4. Any additional information that might be considered for Federal policies related to public access to peer-reviewed author manuscripts, data, and code resulting from federally supported research.

There are still misconceptions among scholars about the extent to which (embargo-dependent) subscription revenue is the key to the functioning of the scientific peer-review process. In fact, a range of models co-exist with immediate access, including “gold” open access (with or without a transformative agreement), post-publication peer review, overlay journals, and more. Peer reviewers do not typically receive compensation from their publishers. Like authors, they contribute their time and expertise to advance scholarship and gain recognition as experts in an area.

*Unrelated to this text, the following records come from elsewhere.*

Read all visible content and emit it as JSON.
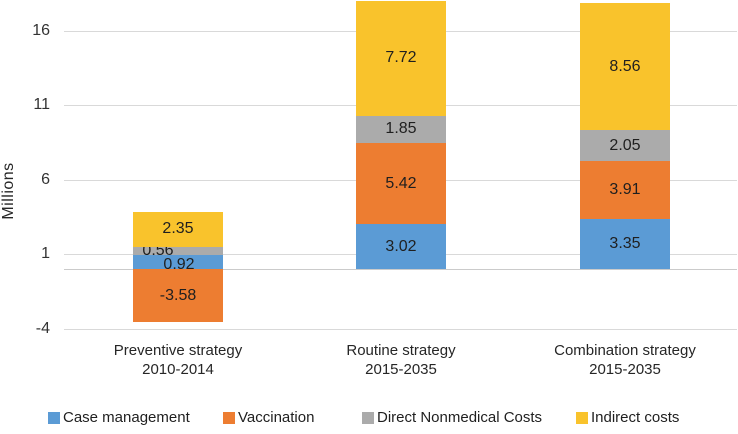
{
  "chart_data": {
    "type": "bar",
    "stacked": true,
    "title": "",
    "xlabel": "",
    "ylabel": "Millions",
    "yticks": [
      16,
      11,
      6,
      1,
      -4
    ],
    "ylim": [
      -4,
      18.1
    ],
    "grid": true,
    "legend_position": "bottom",
    "categories": [
      {
        "line1": "Preventive strategy",
        "line2": "2010-2014"
      },
      {
        "line1": "Routine strategy",
        "line2": "2015-2035"
      },
      {
        "line1": "Combination strategy",
        "line2": "2015-2035"
      }
    ],
    "series": [
      {
        "name": "Case management",
        "color": "#5B9BD5",
        "values": [
          0.92,
          3.02,
          3.35
        ]
      },
      {
        "name": "Vaccination",
        "color": "#ED7D31",
        "values": [
          -3.58,
          5.42,
          3.91
        ]
      },
      {
        "name": "Direct Nonmedical Costs",
        "color": "#ABABAB",
        "values": [
          0.56,
          1.85,
          2.05
        ]
      },
      {
        "name": "Indirect costs",
        "color": "#F9C32C",
        "values": [
          2.35,
          7.72,
          8.56
        ]
      }
    ]
  }
}
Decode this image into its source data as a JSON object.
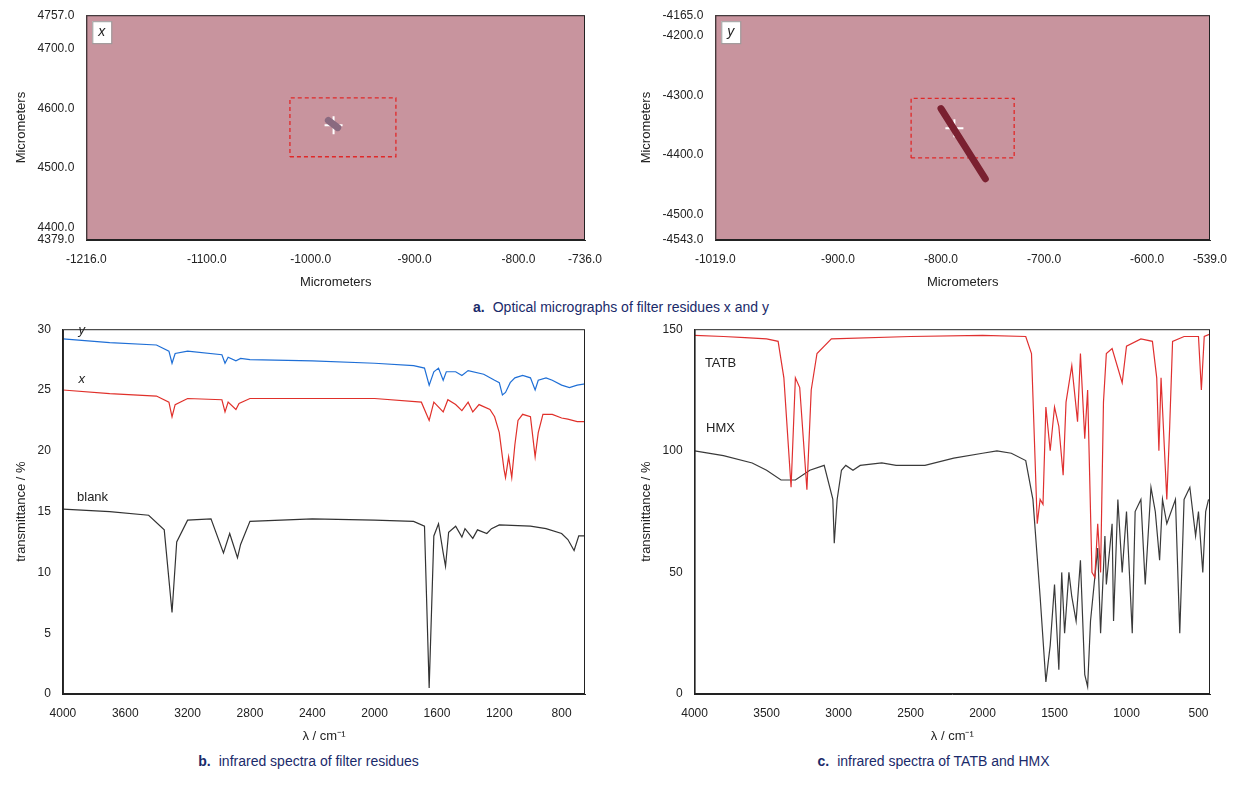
{
  "chart_data": [
    {
      "type": "micrograph",
      "panel_label": "x",
      "color": "#c8949e",
      "x_label": "Micrometers",
      "y_label": "Micrometers",
      "xlim": [
        -1216,
        -736
      ],
      "ylim": [
        4379,
        4757
      ],
      "xticks": [
        {
          "value": -1216,
          "label": "-1216.0"
        },
        {
          "value": -1100,
          "label": "-1100.0"
        },
        {
          "value": -1000,
          "label": "-1000.0"
        },
        {
          "value": -900,
          "label": "-900.0"
        },
        {
          "value": -800,
          "label": "-800.0"
        },
        {
          "value": -736,
          "label": "-736.0"
        }
      ],
      "yticks": [
        {
          "value": 4379,
          "label": "4379.0"
        },
        {
          "value": 4400,
          "label": "4400.0"
        },
        {
          "value": 4500,
          "label": "4500.0"
        },
        {
          "value": 4600,
          "label": "4600.0"
        },
        {
          "value": 4700,
          "label": "4700.0"
        },
        {
          "value": 4757,
          "label": "4757.0"
        }
      ],
      "grid": false,
      "series": [
        {
          "color": "#8a6a80",
          "line_style": "solid",
          "x": [
            -983,
            -974
          ],
          "values": [
            4580,
            4568
          ]
        },
        {
          "color": "#e02828",
          "line_style": "dashed",
          "x": [
            -1020,
            -918,
            -918,
            -1020,
            -1020
          ],
          "values": [
            4519,
            4519,
            4618,
            4618,
            4519
          ]
        },
        {
          "color": "#ffffff",
          "marker": "cross",
          "x": [
            -978
          ],
          "values": [
            4572
          ]
        }
      ]
    },
    {
      "type": "micrograph",
      "panel_label": "y",
      "color": "#c8949e",
      "x_label": "Micrometers",
      "y_label": "Micrometers",
      "xlim": [
        -1019,
        -539
      ],
      "ylim": [
        -4543,
        -4165
      ],
      "xticks": [
        {
          "value": -1019,
          "label": "-1019.0"
        },
        {
          "value": -900,
          "label": "-900.0"
        },
        {
          "value": -800,
          "label": "-800.0"
        },
        {
          "value": -700,
          "label": "-700.0"
        },
        {
          "value": -600,
          "label": "-600.0"
        },
        {
          "value": -539,
          "label": "-539.0"
        }
      ],
      "yticks": [
        {
          "value": -4543,
          "label": "-4543.0"
        },
        {
          "value": -4500,
          "label": "-4500.0"
        },
        {
          "value": -4400,
          "label": "-4400.0"
        },
        {
          "value": -4300,
          "label": "-4300.0"
        },
        {
          "value": -4200,
          "label": "-4200.0"
        },
        {
          "value": -4165,
          "label": "-4165.0"
        }
      ],
      "grid": false,
      "series": [
        {
          "color": "#7a2030",
          "line_style": "solid",
          "x": [
            -800,
            -757
          ],
          "values": [
            -4322,
            -4440
          ]
        },
        {
          "color": "#e02828",
          "line_style": "dashed",
          "x": [
            -829,
            -729,
            -729,
            -829,
            -829
          ],
          "values": [
            -4405,
            -4405,
            -4305,
            -4305,
            -4405
          ]
        },
        {
          "color": "#ffffff",
          "marker": "cross",
          "x": [
            -787
          ],
          "values": [
            -4355
          ]
        }
      ]
    },
    {
      "type": "line",
      "x_label": "λ / cm⁻¹",
      "y_label": "transmittance / %",
      "xlim": [
        4000,
        650
      ],
      "ylim": [
        0,
        30
      ],
      "xticks": [
        4000,
        3600,
        3200,
        2800,
        2400,
        2000,
        1600,
        1200,
        800
      ],
      "yticks": [
        0,
        5,
        10,
        15,
        20,
        25,
        30
      ],
      "grid": false,
      "series": [
        {
          "color": "#1f6fd6",
          "x": [
            4000,
            3700,
            3400,
            3320,
            3300,
            3280,
            3200,
            2980,
            2960,
            2940,
            2890,
            2860,
            2800,
            2400,
            2000,
            1750,
            1680,
            1650,
            1620,
            1590,
            1560,
            1540,
            1480,
            1440,
            1400,
            1300,
            1230,
            1200,
            1180,
            1160,
            1130,
            1100,
            1050,
            1000,
            970,
            950,
            900,
            860,
            800,
            750,
            700,
            650
          ],
          "values": [
            29.2,
            28.9,
            28.7,
            28.2,
            27.2,
            28.0,
            28.2,
            27.9,
            27.2,
            27.7,
            27.4,
            27.6,
            27.5,
            27.4,
            27.2,
            27.0,
            26.8,
            25.4,
            26.5,
            26.8,
            25.8,
            26.5,
            26.5,
            26.2,
            26.6,
            26.3,
            25.8,
            25.6,
            24.6,
            24.8,
            25.6,
            26.0,
            26.2,
            26.0,
            25.0,
            25.8,
            26.0,
            25.8,
            25.4,
            25.2,
            25.4,
            25.5
          ]
        },
        {
          "color": "#e0302a",
          "x": [
            4000,
            3700,
            3400,
            3320,
            3300,
            3280,
            3200,
            2980,
            2960,
            2940,
            2890,
            2870,
            2800,
            2000,
            1700,
            1650,
            1620,
            1560,
            1530,
            1480,
            1440,
            1400,
            1370,
            1330,
            1260,
            1230,
            1200,
            1170,
            1160,
            1140,
            1120,
            1100,
            1080,
            1050,
            1000,
            970,
            950,
            920,
            860,
            800,
            760,
            700,
            650
          ],
          "values": [
            25.0,
            24.7,
            24.5,
            24.0,
            22.8,
            23.8,
            24.3,
            24.2,
            23.2,
            24.0,
            23.4,
            23.9,
            24.3,
            24.3,
            24.0,
            22.5,
            24.0,
            23.2,
            24.2,
            23.8,
            23.3,
            24.0,
            23.2,
            23.8,
            23.4,
            22.8,
            21.5,
            18.5,
            17.8,
            19.5,
            17.8,
            20.5,
            22.5,
            23.0,
            22.8,
            19.5,
            21.5,
            23.0,
            23.0,
            22.7,
            22.6,
            22.4,
            22.4
          ]
        },
        {
          "color": "#333333",
          "x": [
            4000,
            3700,
            3450,
            3350,
            3300,
            3270,
            3200,
            3050,
            2970,
            2930,
            2880,
            2860,
            2800,
            2400,
            2000,
            1750,
            1680,
            1650,
            1620,
            1590,
            1560,
            1545,
            1525,
            1480,
            1440,
            1420,
            1370,
            1340,
            1280,
            1250,
            1200,
            1000,
            900,
            800,
            760,
            720,
            690,
            650
          ],
          "values": [
            15.2,
            15.0,
            14.7,
            13.5,
            6.7,
            12.5,
            14.3,
            14.4,
            11.6,
            13.2,
            11.2,
            12.3,
            14.2,
            14.4,
            14.3,
            14.2,
            13.8,
            0.5,
            13.0,
            14.0,
            11.6,
            10.5,
            13.3,
            13.8,
            12.9,
            13.6,
            12.8,
            13.5,
            13.2,
            13.6,
            13.9,
            13.8,
            13.6,
            13.2,
            12.7,
            11.8,
            13.0,
            13.0
          ]
        }
      ],
      "annotations": [
        {
          "text": "y",
          "x": 3880,
          "y": 29.9
        },
        {
          "text": "x",
          "x": 3880,
          "y": 25.9
        },
        {
          "text": "blank",
          "x": 3810,
          "y": 16.2
        }
      ]
    },
    {
      "type": "line",
      "x_label": "λ / cm⁻¹",
      "y_label": "transmittance / %",
      "xlim": [
        4000,
        420
      ],
      "ylim": [
        0,
        150
      ],
      "xticks": [
        4000,
        3500,
        3000,
        2500,
        2000,
        1500,
        1000,
        500
      ],
      "yticks": [
        0,
        50,
        100,
        150
      ],
      "grid": false,
      "series": [
        {
          "color": "#e03030",
          "x": [
            4000,
            3800,
            3650,
            3500,
            3420,
            3380,
            3330,
            3300,
            3270,
            3220,
            3190,
            3150,
            3050,
            2500,
            2000,
            1700,
            1660,
            1620,
            1600,
            1580,
            1560,
            1530,
            1500,
            1470,
            1440,
            1420,
            1380,
            1340,
            1320,
            1290,
            1270,
            1240,
            1220,
            1200,
            1180,
            1160,
            1140,
            1100,
            1030,
            1000,
            900,
            820,
            790,
            775,
            760,
            720,
            700,
            680,
            600,
            500,
            480,
            460,
            420
          ],
          "values": [
            147.5,
            147,
            146.5,
            146,
            145,
            130,
            85,
            130,
            126,
            84,
            125,
            140,
            146,
            147,
            147.5,
            147,
            140,
            70,
            80,
            78,
            118,
            100,
            118,
            110,
            90,
            120,
            135,
            112,
            140,
            105,
            125,
            50,
            48,
            70,
            50,
            120,
            140,
            142,
            128,
            143,
            146,
            145,
            130,
            100,
            130,
            80,
            110,
            145,
            147,
            147,
            125,
            147,
            148
          ]
        },
        {
          "color": "#3a3a3a",
          "x": [
            4000,
            3800,
            3600,
            3500,
            3400,
            3300,
            3200,
            3100,
            3040,
            3030,
            3010,
            2980,
            2950,
            2900,
            2850,
            2700,
            2600,
            2400,
            2200,
            2000,
            1900,
            1800,
            1700,
            1650,
            1600,
            1560,
            1530,
            1500,
            1470,
            1450,
            1430,
            1400,
            1380,
            1350,
            1320,
            1290,
            1270,
            1250,
            1200,
            1180,
            1150,
            1140,
            1100,
            1090,
            1060,
            1030,
            1000,
            960,
            940,
            900,
            870,
            830,
            800,
            770,
            750,
            720,
            660,
            630,
            600,
            560,
            520,
            500,
            470,
            450,
            430
          ],
          "values": [
            100,
            98,
            95,
            92,
            88,
            88,
            92,
            94,
            80,
            62,
            80,
            92,
            94,
            92,
            94,
            95,
            94,
            94,
            97,
            99,
            100,
            99,
            96,
            80,
            40,
            5,
            20,
            45,
            10,
            50,
            25,
            50,
            40,
            30,
            55,
            8,
            3,
            30,
            60,
            25,
            65,
            45,
            70,
            30,
            80,
            50,
            75,
            25,
            75,
            80,
            45,
            85,
            75,
            55,
            80,
            70,
            80,
            25,
            80,
            85,
            65,
            75,
            50,
            75,
            80
          ]
        }
      ],
      "annotations": [
        {
          "text": "TATB",
          "x": 3820,
          "y": 136
        },
        {
          "text": "HMX",
          "x": 3820,
          "y": 109
        }
      ]
    }
  ],
  "captions": [
    {
      "letter": "a.",
      "text": "Optical micrographs of filter residues x and y"
    },
    {
      "letter": "b.",
      "text": "infrared spectra of filter residues"
    },
    {
      "letter": "c.",
      "text": "infrared spectra of TATB and HMX"
    }
  ]
}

ARL supports open science initiatives that would elevate the role of peer reviewers within the academic reward system.

Thank you for your consideration of these comments.

Sincerely,
Mary Lee Kennedy
Executive Director
Association of Research Libraries

Notes

  1. “2020 EBSCO Serials Price Projection Report,” EBSCOpost, October 2, 2019, https://www.ebsco.com/blog/article/2020-ebsco-serials-price-projection-report.
  2. Daniel Morgan and John F. Sargent Jr., Effects of COVID-19 on the Federal Research and Development Enterprise, Congressional Research Service, April 10, 2020, https://crsreports.congress.gov/product/pdf/R/R46309.

 

About the Association of Research Libraries

The Association of Research Libraries (ARL) is a nonprofit organization of 124 research libraries in Canada and the US whose mission is to advance research, learning, and scholarly communication. The Association fosters the open exchange of ideas and expertise, promotes equity and diversity, and pursues advocacy and public policy efforts that reflect the values of the library, scholarly, and higher education communities. ARL forges partnerships and catalyzes the collective efforts of research libraries to enable knowledge creation and to achieve enduring and barrier-free access to information. ARL is on the web at ARL.org.